@nx/node

The Node Plugin contains generators and executors to manage Node applications within an Nx workspace. It provides:

Setting Up @nx/node

Installation

Keep Nx Package Versions In Sync

Make sure to install the @nx/node version that matches the version of nx in your repository. If the version numbers get out of sync, you can encounter some difficult to debug errors. You can fix Nx version mismatches with this recipe.

In any Nx workspace, you can install @nx/node by running the following command:

nx add @nx/node

This will install the correct version of @nx/node.

Using the @nx/node Plugin

Creating Applications

You can add a new application with the following:

nx g @nx/node:application apps/my-new-app

You can run your application with nx serve my-new-app, which starts it in watch mode.

Creating Libraries

Node libraries are a good way to separate features within your organization. To create a Node library run the following command:

nx g @nx/node:lib libs/my-new-lib

# If you want the library to be buildable or publishable to npm

nx g @nx/node:lib libs/my-new-lib --buildable

nx g @nx/node:lib libs/my-new-lib \

--publishable \

--importPath=@myorg/my-new-lib

Using Node

Testing Projects

You can run unit tests with:

nx test my-new-app

nx test my-new-lib

Replace my-new-app with the name or your project. This command works for both applications and libraries.

Building Projects

Node applications can be build with:

nx build my-new-app

And if you generated a library with --buildable, then you can build a library as well:

nx build my-new-lib

The output is in the dist folder. You can customize the output folder by setting outputPath in the project's project.json file.

Application Proxies

Generating Node applications has an option to configure other projects in the workspace to proxy API requests. This can be done by passing the --frontendProject with the project name you wish to enable proxy support for.

nx g @nx/node:application apps/my-new-app \

--frontendProject my-react-app

Debugging

VSCode Integration

When generating Node applications, Nx automatically creates a VSCode debugging configuration for seamless development experience:

  • Automatic setup: A .vscode/launch.json file is created with pre-configured debugging settings.
  • Smart port allocation: Debug ports are automatically assigned starting from 9229, preventing conflicts between multiple applications.
  • Source map support: Webpack configurations include devtoolModuleFilenameTemplate for accurate source mapping.
  • Multi-format support: Supports debugging .js, .mjs, and .cjs output files.

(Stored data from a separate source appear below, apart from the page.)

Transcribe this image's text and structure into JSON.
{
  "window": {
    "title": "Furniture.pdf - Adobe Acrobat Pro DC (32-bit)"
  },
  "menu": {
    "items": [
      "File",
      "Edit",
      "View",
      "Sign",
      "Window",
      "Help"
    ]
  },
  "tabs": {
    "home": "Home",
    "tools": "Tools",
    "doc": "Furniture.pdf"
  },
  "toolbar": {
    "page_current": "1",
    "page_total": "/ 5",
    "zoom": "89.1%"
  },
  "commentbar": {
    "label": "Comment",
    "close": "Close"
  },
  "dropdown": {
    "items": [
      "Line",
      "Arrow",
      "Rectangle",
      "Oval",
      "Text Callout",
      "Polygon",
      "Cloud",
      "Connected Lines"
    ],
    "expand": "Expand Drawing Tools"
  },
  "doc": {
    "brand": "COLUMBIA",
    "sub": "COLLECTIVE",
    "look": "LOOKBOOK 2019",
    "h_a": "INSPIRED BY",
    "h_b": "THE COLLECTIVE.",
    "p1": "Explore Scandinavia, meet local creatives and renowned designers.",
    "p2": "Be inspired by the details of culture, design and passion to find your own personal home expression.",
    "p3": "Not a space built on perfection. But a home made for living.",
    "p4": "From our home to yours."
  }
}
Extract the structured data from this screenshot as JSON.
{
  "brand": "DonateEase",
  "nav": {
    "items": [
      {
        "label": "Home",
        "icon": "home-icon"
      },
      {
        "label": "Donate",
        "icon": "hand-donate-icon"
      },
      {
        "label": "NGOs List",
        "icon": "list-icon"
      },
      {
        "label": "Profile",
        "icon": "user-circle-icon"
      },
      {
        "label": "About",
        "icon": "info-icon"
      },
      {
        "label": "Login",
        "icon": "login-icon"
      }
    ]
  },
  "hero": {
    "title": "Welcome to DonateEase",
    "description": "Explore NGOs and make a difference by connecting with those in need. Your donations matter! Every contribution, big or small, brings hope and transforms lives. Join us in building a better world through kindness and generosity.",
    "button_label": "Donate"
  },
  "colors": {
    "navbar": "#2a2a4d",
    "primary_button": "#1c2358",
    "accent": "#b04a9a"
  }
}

To debug your Node application in VSCode:

  1. Open your workspace in VSCode.
  2. Set breakpoints in your TypeScript source files.
  3. Go to the Debug panel (Ctrl+Shift+D).
  4. Select "Debug {your-app-name} with Nx" from the dropdown.
  5. Click the play button or press F5.

The debugger will automatically:

  • Start your application with nx serve.
  • Attach to the Node.js debugger on the allocated port.
  • Map compiled JavaScript back to your TypeScript source files.

Manual Debugging

For advanced debugging scenarios, you can manually configure the debug port by setting the port option in the serve target in the project.json, or by running the serve command with --port <number>.

For additional information on Node.js debugging, see the Node.js debugging getting started guide.